PERRY COUNTY — Kenny Grass’ father used to tell a story.
“When we were kids, my dad told us that the Mississippi River would sometimes freeze over and you could drive across it,” Grass told me.
We were standing Tuesday on the limestone rock bridge that connects the banks of the river here with Tower Rock. We were drawn to the landmark noted by Meriwether Lewis and William Clark because, as it was in the time of Grass’ father, the river water is very low after an extended drought.
Thousands of folks are making the trek down the dusty, gravel path next to the railroad tracks that run parallel with the river. They want to experience a phenomenon that rarely happens, so they can tell their kids, and their kids after them. Tower Rock, also known as the Grand Tower, is normally surrounded on all sides by the rushing water of the Mississippi River. It is now connected to the river bank by a limestone bridge. It went from island to isthmus.
Grass and his wife, Barb, live in St. Genevieve, as their families have for several generations. So they are in tune with the river’s ups and its downs, its power and its beauty. Their son is 49. He was a teenager when they brought him here the last time the water in the Mississippi River was so low that you could walk across the natural limestone bridge and its stratified steps, seemingly carved by the water to mark the eons. They couldn’t recall the year.
“I have pictures at home,” Barb says.
Phyllis McDowell remembers it, too: “It was 1988.”
She brought her kids here to walk to the tower that year. McDowell, who lives in Caruthersville, deep in Missouri’s Bootheel, came back this year with fellow members of the Pemiscot County Historical Society.
“It’s a once-in-a-lifetime event,” says Renee DeMott, who drove from South St. Louis County with her husband, Steve. Even though they’ve navigated Interstate 55 between St. Louis and Cape Girardeau for decades, it was their first time at Tower Rock.
As we talked, a tugboat pushed a barge of grain — likely soybeans or corn — past the east side of Tower Rock, in the channelized part of the river where there is still enough water to navigate. The juxtaposition — water there, but not here — is a telling one.
The drought is the talk of the agricultural community, as barges have been grounded at various places along the river due to low water. They are backed up and having to run lighter. That means paying more to truck grain or fertilizer over the road, or sending it by rail. And that has some commercial river interests calling for more dredging, more man-made efforts to increase the flow of water. Ideas include deeper channels or more wing dikes, the rock formations that increase the speed of the water flowing by.
That’s the wrong solution, says Mike Clark. He’s the founder of Big Muddy Adventures, and he’s paddled the river more than anybody I know.

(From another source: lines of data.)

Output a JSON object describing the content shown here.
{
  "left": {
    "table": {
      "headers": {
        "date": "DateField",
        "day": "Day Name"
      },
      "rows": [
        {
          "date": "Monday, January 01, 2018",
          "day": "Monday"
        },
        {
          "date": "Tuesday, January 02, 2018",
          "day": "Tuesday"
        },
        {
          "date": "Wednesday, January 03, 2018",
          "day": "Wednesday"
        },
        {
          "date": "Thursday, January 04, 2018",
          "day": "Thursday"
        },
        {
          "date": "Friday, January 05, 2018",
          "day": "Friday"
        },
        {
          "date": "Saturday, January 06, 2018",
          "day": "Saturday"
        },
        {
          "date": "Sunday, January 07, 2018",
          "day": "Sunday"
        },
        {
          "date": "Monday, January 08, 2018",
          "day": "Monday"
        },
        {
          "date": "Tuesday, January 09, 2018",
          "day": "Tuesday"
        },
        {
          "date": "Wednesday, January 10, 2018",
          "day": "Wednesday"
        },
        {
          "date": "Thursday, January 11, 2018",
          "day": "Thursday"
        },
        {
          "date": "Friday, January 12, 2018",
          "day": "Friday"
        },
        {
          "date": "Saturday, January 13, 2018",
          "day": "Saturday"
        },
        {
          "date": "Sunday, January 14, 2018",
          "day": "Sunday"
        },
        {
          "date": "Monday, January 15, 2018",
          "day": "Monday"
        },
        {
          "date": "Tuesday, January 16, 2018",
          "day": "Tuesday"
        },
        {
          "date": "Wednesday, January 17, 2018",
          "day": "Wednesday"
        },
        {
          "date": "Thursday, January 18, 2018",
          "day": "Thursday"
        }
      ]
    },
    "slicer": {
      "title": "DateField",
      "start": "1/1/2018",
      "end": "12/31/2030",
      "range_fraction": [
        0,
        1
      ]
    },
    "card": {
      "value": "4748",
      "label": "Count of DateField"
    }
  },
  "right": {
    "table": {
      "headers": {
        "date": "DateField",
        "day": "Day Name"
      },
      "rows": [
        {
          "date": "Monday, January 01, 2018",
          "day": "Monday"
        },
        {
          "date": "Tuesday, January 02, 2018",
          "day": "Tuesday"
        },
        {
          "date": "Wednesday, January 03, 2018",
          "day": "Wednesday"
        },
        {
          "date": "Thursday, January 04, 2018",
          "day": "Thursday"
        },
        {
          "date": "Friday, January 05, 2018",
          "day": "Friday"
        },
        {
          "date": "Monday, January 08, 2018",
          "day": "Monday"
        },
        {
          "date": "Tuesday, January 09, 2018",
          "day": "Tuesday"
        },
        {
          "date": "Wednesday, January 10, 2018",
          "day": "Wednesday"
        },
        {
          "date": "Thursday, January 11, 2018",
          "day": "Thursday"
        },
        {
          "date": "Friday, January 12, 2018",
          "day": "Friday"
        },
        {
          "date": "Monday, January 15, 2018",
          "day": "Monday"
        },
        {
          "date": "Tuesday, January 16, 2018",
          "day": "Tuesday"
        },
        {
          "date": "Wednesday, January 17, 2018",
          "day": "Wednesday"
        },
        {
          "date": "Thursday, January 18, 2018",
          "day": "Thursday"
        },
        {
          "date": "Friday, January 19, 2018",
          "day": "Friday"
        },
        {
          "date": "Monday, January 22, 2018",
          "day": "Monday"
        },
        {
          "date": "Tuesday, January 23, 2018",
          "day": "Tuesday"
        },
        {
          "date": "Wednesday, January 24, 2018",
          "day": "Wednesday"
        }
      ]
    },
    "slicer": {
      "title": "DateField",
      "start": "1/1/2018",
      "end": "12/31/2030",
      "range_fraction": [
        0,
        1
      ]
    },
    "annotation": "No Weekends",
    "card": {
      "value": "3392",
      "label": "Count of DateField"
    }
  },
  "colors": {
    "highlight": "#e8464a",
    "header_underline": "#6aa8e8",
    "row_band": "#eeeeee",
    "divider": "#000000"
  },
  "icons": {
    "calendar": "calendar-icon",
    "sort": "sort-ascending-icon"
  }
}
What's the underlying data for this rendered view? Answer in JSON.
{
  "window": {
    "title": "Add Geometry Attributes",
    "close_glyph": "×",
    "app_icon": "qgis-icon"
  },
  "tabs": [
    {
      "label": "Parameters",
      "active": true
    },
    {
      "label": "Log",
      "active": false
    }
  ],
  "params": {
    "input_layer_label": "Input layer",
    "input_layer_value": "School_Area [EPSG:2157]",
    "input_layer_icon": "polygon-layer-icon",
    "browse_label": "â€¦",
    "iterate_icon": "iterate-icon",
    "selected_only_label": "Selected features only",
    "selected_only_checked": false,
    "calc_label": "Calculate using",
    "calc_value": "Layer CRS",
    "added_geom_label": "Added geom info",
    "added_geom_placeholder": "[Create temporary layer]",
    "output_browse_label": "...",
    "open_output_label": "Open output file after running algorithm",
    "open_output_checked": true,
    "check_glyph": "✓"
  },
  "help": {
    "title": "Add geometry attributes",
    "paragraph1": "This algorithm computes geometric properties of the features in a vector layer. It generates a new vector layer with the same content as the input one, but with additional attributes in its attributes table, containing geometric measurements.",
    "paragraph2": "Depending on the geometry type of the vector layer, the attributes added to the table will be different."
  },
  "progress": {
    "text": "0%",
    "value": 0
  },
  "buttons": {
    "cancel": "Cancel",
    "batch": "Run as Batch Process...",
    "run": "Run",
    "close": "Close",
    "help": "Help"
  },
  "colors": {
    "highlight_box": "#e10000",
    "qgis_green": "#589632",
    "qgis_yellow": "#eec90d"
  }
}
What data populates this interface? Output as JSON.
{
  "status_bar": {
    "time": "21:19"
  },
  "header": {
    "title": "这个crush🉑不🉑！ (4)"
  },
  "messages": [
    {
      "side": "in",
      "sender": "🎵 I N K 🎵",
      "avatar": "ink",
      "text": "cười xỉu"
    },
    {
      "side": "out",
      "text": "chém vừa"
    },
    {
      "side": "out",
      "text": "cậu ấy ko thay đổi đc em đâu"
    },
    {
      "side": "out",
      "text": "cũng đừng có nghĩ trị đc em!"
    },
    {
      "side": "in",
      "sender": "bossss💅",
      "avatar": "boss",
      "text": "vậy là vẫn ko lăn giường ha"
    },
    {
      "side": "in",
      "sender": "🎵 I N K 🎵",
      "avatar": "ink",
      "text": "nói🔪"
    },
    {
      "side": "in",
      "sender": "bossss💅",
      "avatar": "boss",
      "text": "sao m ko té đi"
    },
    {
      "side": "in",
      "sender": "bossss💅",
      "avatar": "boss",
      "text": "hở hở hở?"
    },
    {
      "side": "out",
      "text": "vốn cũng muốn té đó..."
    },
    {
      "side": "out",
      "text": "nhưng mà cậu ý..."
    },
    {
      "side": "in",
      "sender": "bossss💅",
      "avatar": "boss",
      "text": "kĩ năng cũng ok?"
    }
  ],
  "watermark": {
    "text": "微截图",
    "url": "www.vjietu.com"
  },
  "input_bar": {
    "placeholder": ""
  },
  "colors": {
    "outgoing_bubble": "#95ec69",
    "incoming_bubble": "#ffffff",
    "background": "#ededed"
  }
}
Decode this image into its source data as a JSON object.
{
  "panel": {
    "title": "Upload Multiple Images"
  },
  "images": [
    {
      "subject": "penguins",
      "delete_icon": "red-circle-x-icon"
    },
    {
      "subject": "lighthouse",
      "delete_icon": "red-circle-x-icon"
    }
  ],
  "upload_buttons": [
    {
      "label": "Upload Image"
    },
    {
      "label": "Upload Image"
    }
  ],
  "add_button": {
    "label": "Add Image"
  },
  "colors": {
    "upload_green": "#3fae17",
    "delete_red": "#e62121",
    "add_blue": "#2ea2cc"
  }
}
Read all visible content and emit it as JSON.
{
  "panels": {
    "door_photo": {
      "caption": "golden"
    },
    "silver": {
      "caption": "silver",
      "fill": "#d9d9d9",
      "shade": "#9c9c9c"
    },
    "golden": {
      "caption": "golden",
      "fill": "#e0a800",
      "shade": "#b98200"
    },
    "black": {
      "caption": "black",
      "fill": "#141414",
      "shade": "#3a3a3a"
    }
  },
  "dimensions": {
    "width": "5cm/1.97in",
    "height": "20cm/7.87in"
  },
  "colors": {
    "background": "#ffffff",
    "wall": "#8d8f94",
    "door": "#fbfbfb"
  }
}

He’s taken me out in high water to show the mistakes the powerful folks who try to control the river — Congress, the Army Corps of Engineers, the commercial barge industry — have made. Speeding up the water and deepening its channels, decisions often made during time of drought, make future flooding worse. There is a balance to the river that must be maintained, Clark says. It cannot be tamed.
The mistakes “become glaring during the extremes,” he says.
That’s what scares Barb Grass. She and her husband spent some time this summer traveling out West, where the drought is much worse than the Midwest. There, the Colorado River is running dry, and the various states that thirst for its water are employing serious rationing for the first time in a generation. She’s heard talk that has been around a long time of the West trying to tap the water in the Missouri or Mississippi through a pipeline.
“It scares us,” she says.
Such is the nature of drought. Fear drives action. But during the age of climate change, when droughts and floods come much faster than in previous generations, one year’s reaction can become next year’s overreaction.
That’s why the nonprofit environmental group American Rivers included the Mississippi River on its list of most endangered rivers this year. The organization is encouraging the Environmental Protection Agency to create a Mississippi River-centric office. It would drive funding toward natural projects for states along the river to deal with climate change issues, such as extreme drought.
The constant man-made tinkering over the past century, and trying to harness that which cannot be tamed, puts the river’s delicate ecosystem in danger. The river, for instance, hasn’t frozen over since early in the 20th Century because a series of dams and locks forever changed its flow.
Olivia Dorothy, the director of restoration at American Rivers, hopes the folks flocking to Tower Rock appreciate what they are seeing. The same marker that guided explorers more than a century ago can guide us today.
“For a century, we’ve seen the Mississippi River as little more than a highway for bulk commodities,” Dorothy says. “And we continue to make deliberate decisions to shift goods onto the river based on a myth that river transportation is good for the environment. In reality, all the navigation infrastructure has wreaked havoc on the river’s ecosystem.”
For a few days in 2022, that means there is no water covering the natural limestone bridge connecting to Tower Rock, which makes for a memorable moment in history.
But up and down the river, there are other places like this, where the loss of a side channel or backwater can affect local habitat. It can also disconnect the river from its wetlands, which will really matter when the rains return.
The view of the river atop the Grand Tower “is particularly beautiful,” Lewis, the explorer, wrote in 1803.
Keeping it that way is this generation’s grand challenge.